01.02.1918 Киев, Киевская, Украина
Всему на свете бывает конец. Поэтому пришел конец и Борщаговской улице с ее кособокими, щербатыми тротуарами, бездонным колодцем, страшной собакой и Степкой-растрепкой, Бешеным Огурцом. То есть Борщаговская улица со всеми ее атрибутами осталась на месте, но мы-то оттуда уехали. Сбылась наконец моя мечта поселиться в большом пятиэтажном каменном доме с балконами, с затейливыми лепными украшениями на стенах, красивыми каменными статуями у подъезда или над подъездом.
Дом этот был на углу Большой Караваевской и красивейшей Марино-Благовещенской улиц, по левую сторону, если идти от Галицкой площади.
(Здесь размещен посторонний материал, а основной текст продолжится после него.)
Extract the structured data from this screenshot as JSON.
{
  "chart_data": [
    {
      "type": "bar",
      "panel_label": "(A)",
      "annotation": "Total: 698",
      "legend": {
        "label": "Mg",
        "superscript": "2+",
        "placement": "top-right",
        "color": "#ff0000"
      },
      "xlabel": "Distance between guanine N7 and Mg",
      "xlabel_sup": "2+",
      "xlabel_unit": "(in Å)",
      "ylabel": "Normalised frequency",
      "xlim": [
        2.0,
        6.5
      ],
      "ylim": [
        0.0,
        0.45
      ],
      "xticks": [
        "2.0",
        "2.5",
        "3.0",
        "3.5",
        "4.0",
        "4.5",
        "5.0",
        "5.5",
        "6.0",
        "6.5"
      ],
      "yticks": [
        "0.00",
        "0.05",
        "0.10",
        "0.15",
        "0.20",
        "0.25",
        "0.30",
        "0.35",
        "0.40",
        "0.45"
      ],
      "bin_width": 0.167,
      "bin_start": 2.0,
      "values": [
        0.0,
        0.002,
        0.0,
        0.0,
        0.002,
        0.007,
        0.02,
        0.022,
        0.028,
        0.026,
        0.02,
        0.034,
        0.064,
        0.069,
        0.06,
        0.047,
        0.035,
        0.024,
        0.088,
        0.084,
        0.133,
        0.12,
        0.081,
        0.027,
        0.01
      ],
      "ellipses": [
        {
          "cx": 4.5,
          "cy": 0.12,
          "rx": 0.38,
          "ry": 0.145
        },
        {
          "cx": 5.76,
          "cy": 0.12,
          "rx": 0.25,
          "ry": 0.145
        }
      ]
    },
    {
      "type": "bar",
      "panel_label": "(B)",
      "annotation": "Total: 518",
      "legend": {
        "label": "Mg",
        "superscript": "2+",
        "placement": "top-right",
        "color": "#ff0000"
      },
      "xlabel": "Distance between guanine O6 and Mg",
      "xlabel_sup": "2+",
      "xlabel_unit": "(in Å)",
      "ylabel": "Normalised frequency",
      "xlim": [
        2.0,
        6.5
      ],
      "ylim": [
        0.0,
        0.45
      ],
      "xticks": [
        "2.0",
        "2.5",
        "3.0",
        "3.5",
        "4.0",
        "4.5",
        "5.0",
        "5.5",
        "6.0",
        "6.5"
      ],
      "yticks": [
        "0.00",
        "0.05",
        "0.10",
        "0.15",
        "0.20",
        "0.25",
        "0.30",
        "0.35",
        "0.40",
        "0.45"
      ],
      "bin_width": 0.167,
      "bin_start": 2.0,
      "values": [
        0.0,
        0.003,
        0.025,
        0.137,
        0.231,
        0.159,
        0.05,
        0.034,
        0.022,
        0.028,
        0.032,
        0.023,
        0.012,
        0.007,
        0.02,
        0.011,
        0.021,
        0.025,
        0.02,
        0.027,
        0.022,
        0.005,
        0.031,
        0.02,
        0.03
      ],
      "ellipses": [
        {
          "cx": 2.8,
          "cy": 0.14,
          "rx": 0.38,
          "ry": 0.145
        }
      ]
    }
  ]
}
Здесь было все, чего мне хотелось: и лепные украшения, и статуи, и даже кариатиды, то есть красивые каменные женщины, которые, закинув за голову руки, поддерживали снизу балконы. Таких женщин было по две штуки под каждым балконом. Обе улицы утопали в зелени деревьев, по обеим ходил трамвай, что, по тогдашним моим понятиям, было достоинством, а не недостатком.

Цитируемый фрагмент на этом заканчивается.